Armory opposition mounts

The battle for development at the Kingsbridge Armory has taken on biblical proportions. At City Hall, members of the Kingsbridge Armory Redevelopment Alliance and Borough President Ruben Diaz Jr. testified. On the corner of Kingsbridge Road and Reservoir Avenue, northwest Bronx pastors, rabbis and imams led a crowd in prayer.

Diaz Jr. and KARA want The Related Companies to sign a binding community benefits agreement and agree to a living wage guarantee for retail workers at the armory. The City Planning Commission will next issue a recommendation on Related’s plan to build a $310 million shopping mall at the enormous landmark.

The City Council and Mayor Michael Bloomberg will also weigh in. Diaz Jr. issued a “no” recommendation when Related failed to sign a benefits agreement. Related is set to benefit from tens of thousands of dollars in tax breaks.
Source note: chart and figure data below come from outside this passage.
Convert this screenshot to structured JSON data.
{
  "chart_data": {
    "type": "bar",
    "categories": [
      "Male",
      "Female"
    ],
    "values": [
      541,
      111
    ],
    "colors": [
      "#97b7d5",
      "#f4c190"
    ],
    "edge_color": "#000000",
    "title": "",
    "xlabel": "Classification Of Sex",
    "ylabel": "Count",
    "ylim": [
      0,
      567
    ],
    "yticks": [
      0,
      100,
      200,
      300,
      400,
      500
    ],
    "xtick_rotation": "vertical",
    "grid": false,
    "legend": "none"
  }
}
The city spent $30 million to fix the armory roof in 1998 and has offered it to Related for a scant $5 million.

At the Department of City Planning hearing, KARA member and New Day United Methodist Church pastor Doug Cunningham asked DCP Commissioner Amanda Burden to consider what Related’s shopping mall, sans-benefits agreement, would do to the Kingsbridge Heights community: add low-wage / part-time / non-union jobs, shutter some existing businesses and usher in gentrification.

Diaz Jr. also testified. The borough president mentioned the as-yet unsigned benefits agreement: a living wage guarantee for retail workers at the armory, first-source neighborhood hiring, union neutrality, community space, a recreation center, a green public plaza, etc. Related has yet to perform a satisfactory business impact study, he said.

Nearly 20 members of the clergy and 400 congregants participated in the prayer event, held on Wednesday, September 9 to highlight the need for a living wage guarantee at the armory and ask God for help. Related has repeatedly described living wage as a “deal-breaker.”

“We’ve been to the hearings,” Cunningham said. “Tonight we bring it to a higher authority.”

Veronica Grumbs of Calvary United Methodist Church, an unemployed Caribbean immigrant, and Jose Luis of St. Nicholas of Tolentine Church, a Stella D’oro cookie factory worker, stressed the need for good jobs in the northwest Bronx.

Father Tom Lynch of Our Lady of Angels Church led a prayer for the armory. The Creston Avenue Baptist Church choir had the crowd shout “hallelujah!”

“I asked for God’s blessing,” Lynch said. “People started to dance in the street. I couldn’t have told you who was a Catholic and who was a Protestant.”

Cunningham found the prayer event powerful and fulfilling.

“It was fantastic,” he said.

Rabbi Ari Weiss of Uri L’Tzedek Synagogue shared a prayer and had crowd members blow the shofar, or ram’s horn.